Big, blue-eyed Clarence Addison Dykstra marched up the Hill last week, smiling and waving to undergraduates. In his spacious, comfortable office, he stretched his long legs and relaxed. He was glad to be back as University of Wisconsin's president. But Dr. Dykstra, home in Madison from a year in Washington (Selective Service Director, Defense Mediator), knew better than most college presidents that he would find no isolation on his campus. In a nation under arms, colleges had new things to do, new facts to face.

Along Langdon Street (fraternity row), where undergraduate voices shrilled in a new college year, and on Observatory Hill, where the boys and girls of the Class of '45 strolled hand in hand, there were palpable changes:

> There was a bigger proportion of co-eds than ever before in Wisconsin's history; they now constituted 41% of the student body, up from 36% last year.

> Male students were preoccupied with draft numbers; college officials estimated that about 1,000 would be called. Hardest hit: the graduate, law and agricultural schools.

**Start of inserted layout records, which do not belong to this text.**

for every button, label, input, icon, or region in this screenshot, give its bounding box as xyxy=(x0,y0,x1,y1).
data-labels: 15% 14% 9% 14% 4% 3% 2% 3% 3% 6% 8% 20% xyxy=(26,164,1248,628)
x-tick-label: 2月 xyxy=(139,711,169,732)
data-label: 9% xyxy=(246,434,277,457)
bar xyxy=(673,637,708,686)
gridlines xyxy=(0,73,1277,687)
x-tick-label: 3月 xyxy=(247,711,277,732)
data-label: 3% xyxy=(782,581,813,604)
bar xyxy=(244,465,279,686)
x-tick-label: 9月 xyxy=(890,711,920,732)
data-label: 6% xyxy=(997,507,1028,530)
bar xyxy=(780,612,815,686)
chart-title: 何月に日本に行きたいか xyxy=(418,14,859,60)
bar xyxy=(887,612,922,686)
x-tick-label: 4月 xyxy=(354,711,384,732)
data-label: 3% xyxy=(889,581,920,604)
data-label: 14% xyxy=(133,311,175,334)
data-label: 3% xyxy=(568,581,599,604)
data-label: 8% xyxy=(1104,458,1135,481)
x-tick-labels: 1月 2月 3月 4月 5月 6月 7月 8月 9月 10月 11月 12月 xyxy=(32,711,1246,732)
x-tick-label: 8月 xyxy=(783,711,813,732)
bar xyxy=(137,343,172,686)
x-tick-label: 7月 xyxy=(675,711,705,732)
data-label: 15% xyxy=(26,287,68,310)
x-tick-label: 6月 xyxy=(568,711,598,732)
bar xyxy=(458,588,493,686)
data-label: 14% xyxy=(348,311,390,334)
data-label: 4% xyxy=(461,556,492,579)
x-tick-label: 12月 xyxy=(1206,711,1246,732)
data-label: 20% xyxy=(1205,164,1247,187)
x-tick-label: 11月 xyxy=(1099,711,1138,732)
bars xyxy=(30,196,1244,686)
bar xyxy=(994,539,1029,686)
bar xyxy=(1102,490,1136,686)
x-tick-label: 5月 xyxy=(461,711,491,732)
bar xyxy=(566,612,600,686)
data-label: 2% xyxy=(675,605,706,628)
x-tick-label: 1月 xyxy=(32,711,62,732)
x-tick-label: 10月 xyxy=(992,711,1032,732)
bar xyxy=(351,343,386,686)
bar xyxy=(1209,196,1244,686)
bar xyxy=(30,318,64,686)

Deferred: engineers, scientists.

> Lost to the faculty were 50 scientists and technicians called by Washington.

> For the first time since 1923, R.O.T.C. was compulsory for freshmen.

> Biggest change was a sharp shift from liberal arts to technical courses. Enrollment for the general B.A. degree was down nearly 10% (since 1939); for the humanities, down 33%; for engineering, up more

Said earnest President Dykstra: "We've got to buckle down to make the campus as serious a place of business as possible."

Like Wisconsin, other colleges reported smaller enrollments (averaging about 10% less than last year). Harvard had about 7,400, the smallest in many years. To offset losses in the upper classes, many a college lifted the lid off the size of its freshman class. Yale admitted a record class of 980; Columbia, 625.

Union College's President Dixon Ryan Fox warned students deferred by draft boards that they "shall not embezzle the time that the nation has put at our disposal."

University of Oklahoma's new President Joseph A. Brandt announced that he would establish a curfew for men students (women already have one), said he hoped to give professors less work so they could have more ideas.

St. John's College's President Stringfellow Barr planned to supplement the college's 100 classics with a new course in the theory and maintenance of gasoline engines.

Dartmouth launched a new course on the virtues of democracy.

University of California at Los Angeles, at the request of its students, offered a new curriculum in "American Culture and Institutions."

Without waiting for a recount of University of Puerto Rico's students, who had demanded that he choose between the chancellorship of their university and the Governorship of their island, Rexford Guy Tugwell resigned the $15,000 chancellorship, was sworn into the $10,000 Governorship.